African nations discuss deeper integration
Moussa Faki African Union Chair
Adesina Idris with Agency report
London, Oct. 21, 2017 (AltAfrika) – A two day meeting aimed at fostering deeper economic integration among African Countries is underway in Kigali, Rwandan capital. A major agenda of the meeting among African ministers is to ease movement of people on the continent.
“Free movement of persons is equally regarded as one of the key strategies in achieving Pan-African ideals,” Rwandan justice minister Johnston Busingye said at the opening of a ministerial session during the second ordinary Specialised Technical Committee (STC) on migration, refugees and displaced persons.
The two-day meeting will also discuss African Union (AU) migration policy framework, and common African position on the global compact on migration. The meeting, following a three-day experts meeting, drew nearly 30 African ministers in charge of emigration.
To accelerate free movement of people and goods will require going beyond political commitments to immediate implementation, officials said at the meeting.

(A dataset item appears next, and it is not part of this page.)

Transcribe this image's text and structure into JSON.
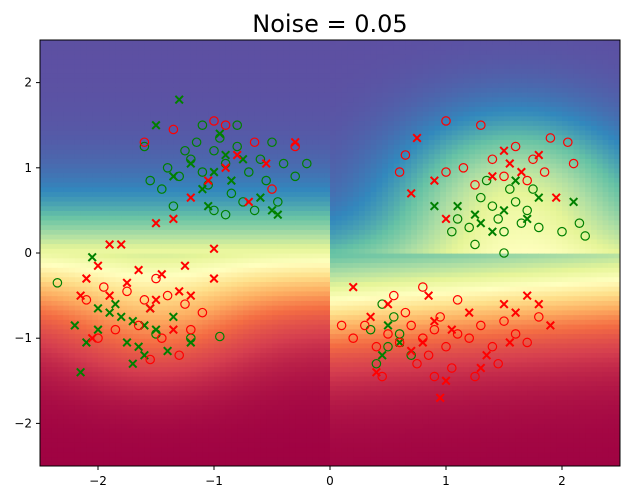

“The difficulty resides in a lack of sense of urgency and capacity to implement the political commitments and decisions taken at the ministerial level in different meetings at regional and continental level,” said Minata Samate Cessouma, AU’s Commissioner for Political Affair.
She said African governments are reluctant when it comes to empower institutions to implement regional integration and intra-African trade policies.
“We need to refocus on the policies and measures to facilitate the movement of persons to deepen regional integration and promote trade between countries across the continent,” said Samate.
To achieve visa-free Africa, free trade area and free movement of persons and goods on the continent will take much more than political commitments, said Mohamed Salem Ouid, minister of foreign affairs of the Saharawi Arab Democratic Republic. He said it will require practical steps on the ground.
According to AU, Africa is faced with a difficulty in free movement of persons in Africa where Africans are forced to go through lengthy and restrictive processes in order to travel and many Africans embark on long, complicated and dangerous routes across the desserts and the Mediterranean Sea.
African citizens need visas to travel to 54 percent of other countries on the continent in 2016, said a report of the African Development Bank (AfDB).
The report revealed that 24 percent of other countries on the continent issue visas on arrival to African nationals and 22 percent of African countries waived visa requirements to African visitors.